The argument proved persuasive to three Democratic members of the N.C. Supreme Court. In her first written dissent since 2018, Justice Robin Hudson conveyed her colleagues’ sentiments.

“In the light most favorable to defendant, the evidence here tends to show that she was intoxicated and that she was unaware that she had taken another’s property,” Hudson wrote. “A rational trier of fact could conclude that defendant was so intoxicated that she could not form the requisite intent to commit the offenses charged.”

Hudson noted the jury’s struggle to reach a unanimous verdict, including its request for the court to clarify the meaning of the term “utterly incapable.” “Because the jury seemed particularly concerned with defendant’s ability to form the requisite intent, I would conclude that there is a reasonable possibility that had a voluntary intoxication instruction been given, the jury would have reached a different result,” Hudson wrote.

The court’s three Republicans, along with Ervin, disagreed.

Writing for the majority, Justice Phil Berger Jr. cited the words of the trial judge who initially blocked the “voluntary intoxication” defense. “She was not slurring her words,” the trial judge wrote, after reviewing video evidence of Meader’s interaction with police. “She was speaking in easily understandable English. There were many questions that were asked of her to which she was responsive. It was clear that she was responsive and was aware of what was going on around her.”

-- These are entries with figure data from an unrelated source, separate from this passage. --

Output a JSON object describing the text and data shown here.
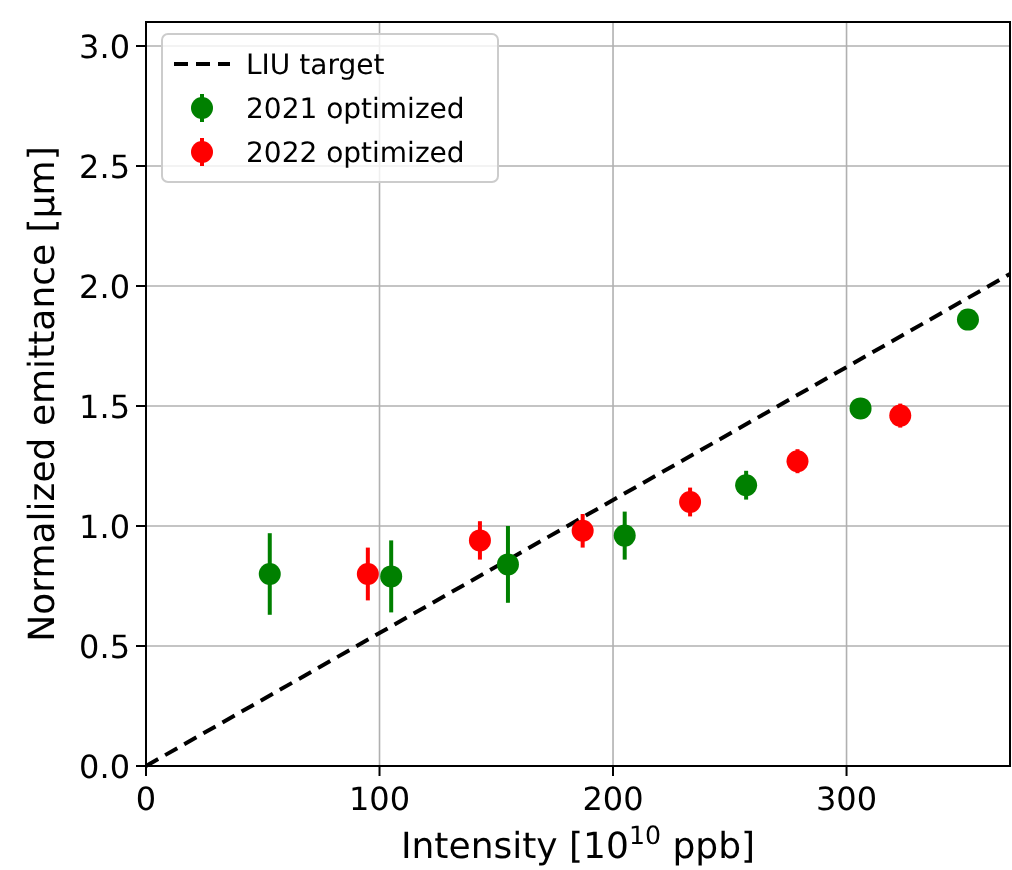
{
  "chart_data": {
    "type": "scatter",
    "xlabel": "Intensity [10$^{10}$ ppb]",
    "ylabel": "Normalized emittance [μm]",
    "xlim": [
      0,
      370
    ],
    "ylim": [
      0,
      3.1
    ],
    "xticks": [
      0,
      100,
      200,
      300
    ],
    "yticks": [
      {
        "value": 0,
        "label": "0.0"
      },
      0.5,
      {
        "value": 1,
        "label": "1.0"
      },
      1.5,
      {
        "value": 2,
        "label": "2.0"
      },
      2.5,
      {
        "value": 3,
        "label": "3.0"
      }
    ],
    "grid": true,
    "legend": "top left",
    "marker": "circle",
    "series": [
      {
        "name": "LIU target",
        "type": "line",
        "color": "#000000",
        "line_style": "dashed",
        "marker": "none",
        "x": [
          0,
          370
        ],
        "values": [
          0,
          2.05
        ]
      },
      {
        "name": "2021 optimized",
        "color": "#008000",
        "x": [
          53,
          105,
          155,
          205,
          257,
          306,
          352
        ],
        "values": [
          0.8,
          0.79,
          0.84,
          0.96,
          1.17,
          1.49,
          1.86
        ],
        "errors": [
          0.17,
          0.15,
          0.16,
          0.1,
          0.06,
          0.03,
          0.03
        ]
      },
      {
        "name": "2022 optimized",
        "color": "#ff0000",
        "x": [
          95,
          143,
          187,
          233,
          279,
          323
        ],
        "values": [
          0.8,
          0.94,
          0.98,
          1.1,
          1.27,
          1.46
        ],
        "errors": [
          0.11,
          0.08,
          0.07,
          0.06,
          0.05,
          0.05
        ]
      }
    ]
  }
}
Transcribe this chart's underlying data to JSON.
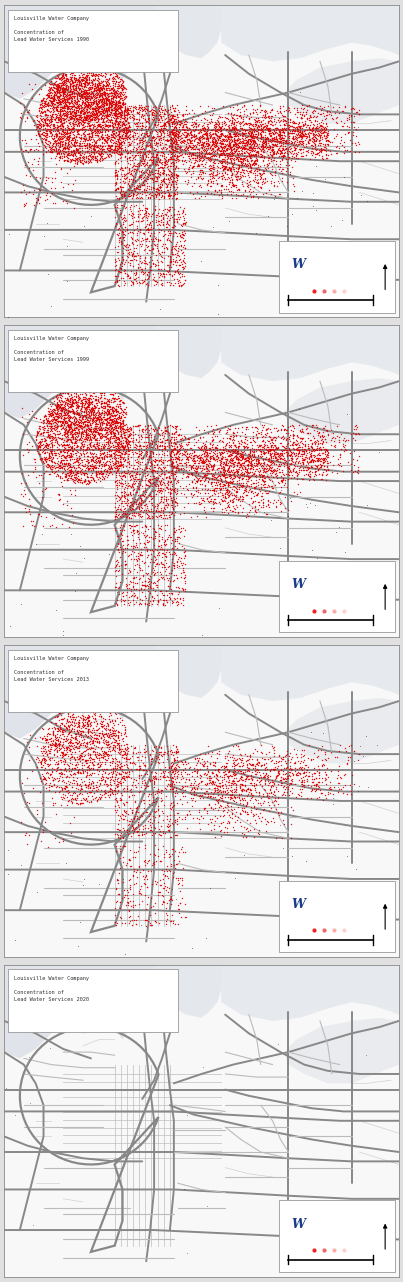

The court’s majority conceded that Meader showed “bizarre behavior” after the alleged theft. “However, while defendant’s actions were periodically unusual, the mere fact that ‘[a] person may be excited, intoxicated, and emotionally upset’ does not negate ‘the capability to formulate the necessary’ intent,” Berger wrote. “Defendant has failed to present substantial evidence that she was ‘utterly incapable’ of forming specific intent.”

“The undisputed evidence tended to show that defendant was aware of her surroundings, and in control of her faculties, both before and after the police arrived,” Berger added.

At one point after the theft, the record showed that Meader became “irate” and said, “No cops,” once she learned that police had been contacted.

“Defendant understood that involving law enforcement was detrimental to her interests,” Berger wrote. “To conceal her involvement in the crime, she fabricated a story about another individual’s involvement. Based on these facts, viewed in the light most favorable to defendant, she cannot demonstrate that her ‘mind and reason were so completely intoxicated and overthrown as to render [her] utterly incapable of forming [specific intent].’”

The 4-3 ruling means Meader will not get a new trial. It also reminds us that Democrats’ 4-3 majority on the N.C. Supreme Court offers no guarantee of party-line decisions in controversial cases.

Mitch Kokai is senior political analyst for the John Locke Foundation.